The officials say the woman was taken into custody by U.S. Customs and Border Protection (CBP) officers and is expected to face federal charges. The officials were not authorized to discuss the ongoing investigation publicly and spoke on condition of anonymity.

Aaron Bowker of the CBP confirmed with CBC News that the arrest took place at the Peace Bridge in Buffalo, N.Y., and that the individual was travelling from Canada into the United States.

The letter had been intercepted earlier this week before it reached the White House.

An RCMP spokesperson told CBC News on Saturday that it was assisting the FBI in the investigation and that “initial information from the investigation suggests that the letter originated in Canada.”

An official from the Western District of New York told CBC News on Monday they “don’t have a time yet for a court appearance.”

There have been several prior instances in which U.S. officials have been targeted with ricin, which can be derived from castor oil plants.
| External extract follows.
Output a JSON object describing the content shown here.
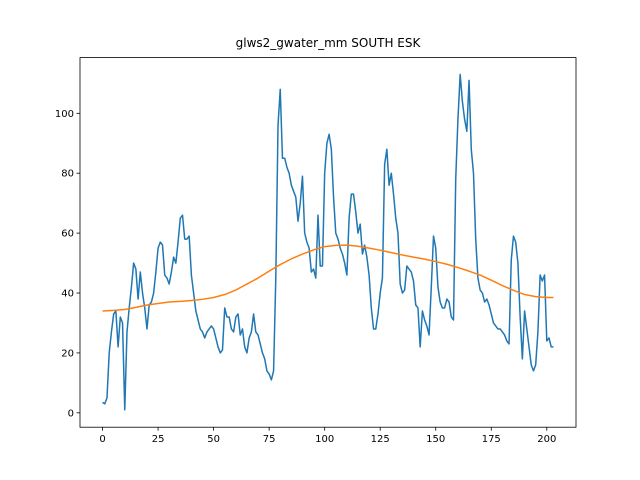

A navy veteran was arrested in 2018 and confessed to sending envelopes containing the substance from which ricin is derived to Trump, CIA Director Gina Haspel, FBI Director Christopher Wray and James Mattis, then the secretary of defence. At least two of the letters made it to a Pentagon mail sorting facility.

The Utah man has yet to be tried in the case and could face life in prison if found guilty.

In 2014, a Mississippi man was sentenced to 25 years in prison after sending letters dusted with ricin to then-president Barack Obama and other officials.

The previous year, a woman was accused of mailing ricin-laced letters to Obama and Michael Bloomberg, then the mayor of New York City. The woman, who tried to frame her husband for the scheme, was sentenced to 18 years in prison after reaching a plea deal.